In contrast, SoFi has a much simpler and more lightweight setup, with a single camera, a motor, and the same lithium polymer battery that’s found in consumer smartphones. To make the robot swim, the motor pumps water into two balloon-like chambers in the fish’s tail that operate like a set of pistons in an engine. As one chamber expands, it bends and flexes to one side; when the actuators push water to the other channel, that one bends and flexes in the other direction.
These alternating actions create a side-to-side motion that mimics the movement of a real fish. By changing its flow patterns, the hydraulic system enables different tail maneuvers that result in a range of swimming speeds, with an average speed of about half a body length per second.
“The authors show a number of technical achievements in fabrication, powering, and water resistance that allow the robot to move underwater without a tether,” says Cecilia Laschi, a professor of biorobotics at the Sant’Anna School of Advanced Studies in Pisa, Italy. “A robot like this can help explore the reef more closely than current robots, both because it can get closer more safely for the reef and because it can be better accepted by the marine species.”
The entire back half of the fish is made of silicone rubber and flexible plastic, and several components are 3-D-printed, including the head, which holds all of the electronics. To reduce the chance of water leaking into the machinery, the team filled the head with a small amount of baby oil, since it’s a fluid that will not compress from pressure changes during dives.
Indeed, one of the team’s biggest challenges was to get SoFi to swim at different depths. The robot has two fins on its side that adjust the pitch of the fish for up and down diving. To adjust its position vertically, the robot has an adjustable weight compartment and a “buoyancy control unit” that can change its density by compressing and decompressing air.
Katzschmann says that the team developed SoFi with the goal of being as nondisruptive as possible in its environment, from the minimal noise of the motor to the ultrasonic emissions of the team’s communications system, which sends commands using wavelengths of 30 to 36 kilohertz.
“The robot is capable of close observations and interactions with marine life and appears to not be disturbing to real fish,” says Rus.
The project is part of a larger body of work at CSAIL focused on soft robots, which have the potential to be safer, sturdier, and more nimble than their hard-bodied counterparts. Soft robots are in many ways easier to control than rigid robots, since researchers don’t have to worry quite as much about having to avoid collisions.
“Collision avoidance often leads to inefficient motion, since the robot has to settle for a collision-free trajectory,” says Rus, the Andrew and Erna Viterbi Professor of Electrical Engineering and Computer Science at MIT. “In contrast, a soft robot is not just more likely to survive a collision, but could use it as information to inform a more efficient motion plan next time around.”
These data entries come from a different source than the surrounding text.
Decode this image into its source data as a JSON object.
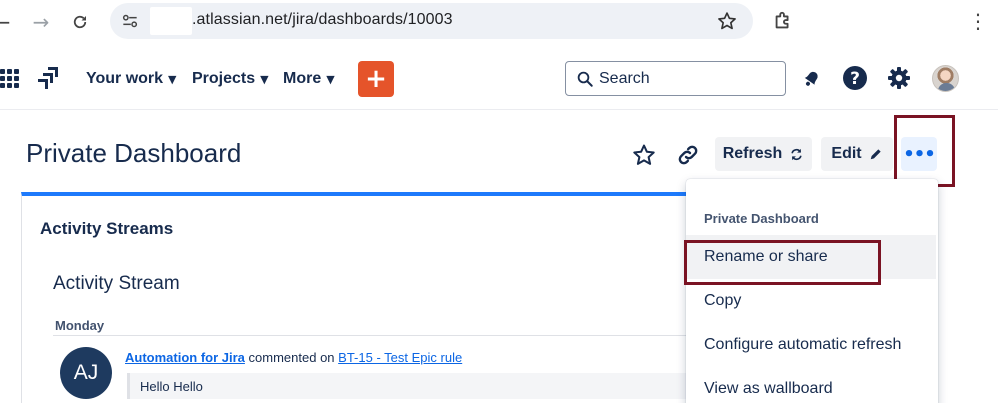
{
  "browser": {
    "url_text": ".atlassian.net/jira/dashboards/10003"
  },
  "nav": {
    "your_work": "Your work",
    "projects": "Projects",
    "more": "More",
    "create": "+",
    "search_placeholder": "Search"
  },
  "dashboard": {
    "title": "Private Dashboard",
    "refresh_label": "Refresh",
    "edit_label": "Edit",
    "more_label": "•••"
  },
  "gadget": {
    "title": "Activity Streams",
    "stream_title": "Activity Stream",
    "day": "Monday",
    "entry": {
      "avatar_initials": "AJ",
      "actor": "Automation for Jira",
      "verb": "commented on",
      "issue": "BT-15 - Test Epic rule",
      "comment": "Hello Hello"
    }
  },
  "menu": {
    "group_label": "Private Dashboard",
    "items": [
      "Rename or share",
      "Copy",
      "Configure automatic refresh",
      "View as wallboard"
    ]
  },
  "colors": {
    "highlight": "#7a1323",
    "accent": "#1d7afc",
    "create_button": "#e5542a"
  }
}
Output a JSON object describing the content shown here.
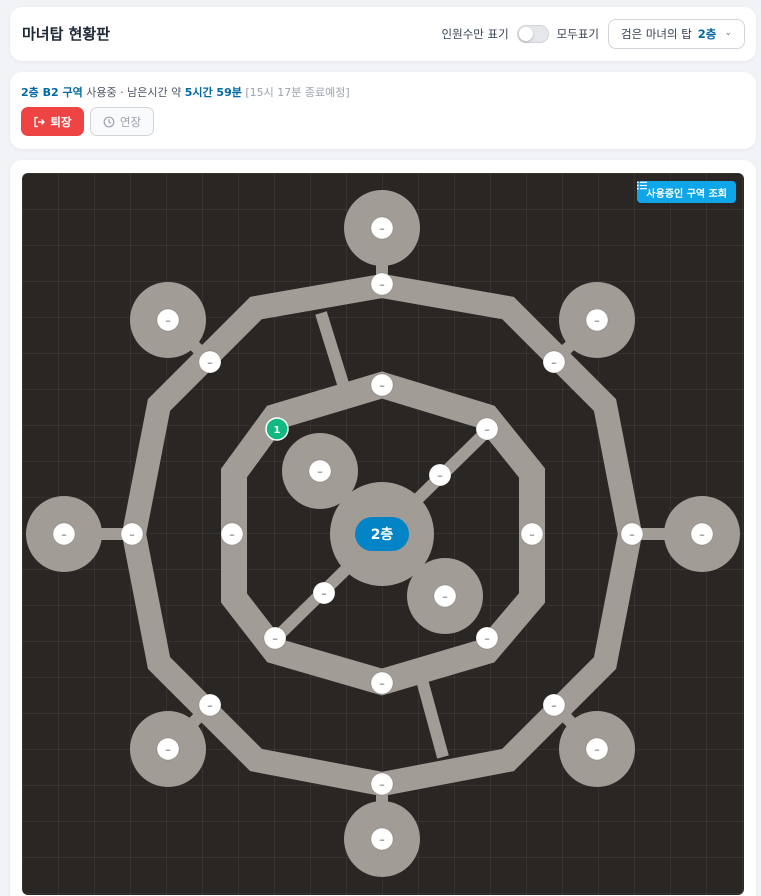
{
  "header": {
    "title": "마녀탑 현황판",
    "toggle_left_label": "인원수만 표기",
    "toggle_right_label": "모두표기",
    "tower_label": "검은 마녀의 탑",
    "tower_floor": "2층"
  },
  "status": {
    "zone": "2층 B2 구역",
    "in_use": "사용중",
    "sep": "·",
    "remaining_label": "남은시간 약",
    "remaining_value": "5시간 59분",
    "end_time": "[15시 17분 종료예정]",
    "exit_label": "퇴장",
    "extend_label": "연장"
  },
  "map": {
    "query_button_label": "사용중인 구역 조회",
    "center_label": "2층",
    "room_placeholder": "–",
    "highlight_count": "1",
    "colors": {
      "background": "#2a2624",
      "path": "#a29c97",
      "center_pill": "#0284c7",
      "highlight": "#10b981"
    }
  }
}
As next steps the team will be working on several improvements on SoFi. Katzschmann plans to increase the fish’s speed by improving the pump system and tweaking the design of its body and tail.
He says that they also plan to soon use the on-board camera to enable SoFi to automatically follow real fish, and to build additional SoFis for biologists to study how fish respond to different changes in their environment.
“We view SoFi as a first step toward developing almost an underwater observatory of sorts,” says Rus. “It has the potential to be a new type of tool for ocean exploration and to open up new avenues for uncovering the mysteries of marine life.”
This project was supported by the National Science Foundation.